I know! I heard the train whistle at the beginning, so I was expecting the kid to get a bad end. But I was expecting it to be an accident, or him killed after some argument. The friendly waving and then no hesitation to take his gun out was chilling.
That’s a good point. Jesse could have gotten out already. I’m guessing he’s stayed in to have something to do, and because of loyalty to Walt. I’m guessing he’ll be looking towards the door more but manipulated by Walt into staying longer.
Oh, that’s a very good point. We know Walt isn’t a huge fan of Mike, and has thought about taking him out. Todd could very well be of use to Walt there. Also I noticed how Walt seemed very interested when he was talking to Lydia about how she took a hit out on Mike, showing that that idea is on his mind as well.

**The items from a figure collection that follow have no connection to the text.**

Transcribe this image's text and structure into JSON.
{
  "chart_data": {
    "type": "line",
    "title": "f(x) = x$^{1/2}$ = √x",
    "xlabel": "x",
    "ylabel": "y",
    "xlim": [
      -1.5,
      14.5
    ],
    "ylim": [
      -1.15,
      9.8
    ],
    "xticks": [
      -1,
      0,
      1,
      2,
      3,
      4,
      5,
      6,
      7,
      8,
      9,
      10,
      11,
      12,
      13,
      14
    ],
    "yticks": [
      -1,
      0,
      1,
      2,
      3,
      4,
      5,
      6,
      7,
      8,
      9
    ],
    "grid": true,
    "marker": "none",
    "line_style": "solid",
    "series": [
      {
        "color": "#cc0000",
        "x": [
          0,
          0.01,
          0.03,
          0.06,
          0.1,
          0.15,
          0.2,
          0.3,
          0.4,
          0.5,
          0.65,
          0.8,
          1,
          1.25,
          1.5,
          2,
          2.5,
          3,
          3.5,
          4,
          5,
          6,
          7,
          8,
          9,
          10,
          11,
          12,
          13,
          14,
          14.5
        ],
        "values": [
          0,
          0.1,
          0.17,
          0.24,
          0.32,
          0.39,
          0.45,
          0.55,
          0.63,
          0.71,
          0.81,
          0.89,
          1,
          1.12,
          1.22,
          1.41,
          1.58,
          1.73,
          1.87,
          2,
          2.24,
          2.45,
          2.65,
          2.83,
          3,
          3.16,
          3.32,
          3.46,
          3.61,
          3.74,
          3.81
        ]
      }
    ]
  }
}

He didn’t necessarily see anything incriminating, but they had no way to know. He probably saw them celebrating and turning off the generator near the train tracks. Maybe they could have explained something that would satisfy him, or maybe not. He could have told his mom about the weird guys he saw near the train tracks, and maybe she would have ignored it, or maybe she’d think she’d need to tell the authorities.
It did. It broke the dam on Walt’s resentment. He does have a huge ego, but I view that resentment as the driving force behind almost everything he’s done since then. Several times it’s even surpassed making money as a motivation. From just about the first episode you could see that he did want to provide for his family, but he also wanted to get revenge on the world because of the raw deal he got: missing out on the Gray Matter money, getting stuck teaching at a high school, Walt Jr.'s illness, and finally contacting lung cancer without even smoking, which is sort of the ultimate instance of getting a raw deal. He’s sick of being seen as a helpless victim and he’ll do anything to demonstrate that he isn’t, including bragging to his wife about his crimes, damaging their cover story, and as he does all these things, he keeps sucking everybody further and further down and wrapping up more and more people. Walt just keeps doubling down on being Heisenberg because he needs to project that resentment and satisfy his ego.
And there’s a sensible argument to be made there. But when Walt chose to start making drugs, he made a choice to do something evil for what was (on the surface) a good and noble reason. Since then he’s just chosen increasing degrees of evil, usually for worse and worse reasons. I think the only real clear dividing line is the first choice he made. That’s what set everything else in motion. He’s gotten worse and worse since then, I agree.
As it just so happens, that’s the focus of the spin-off series. I hear there’s even a three-way with Gus (and maybe Gale?).
I see Walt’s defining characteristic as pride, in the Miltonian sense: “better to rule in hell than serve in heaven”. Better to make money as a meth gangster than accept charity from one’s ex-lover and ex-partner.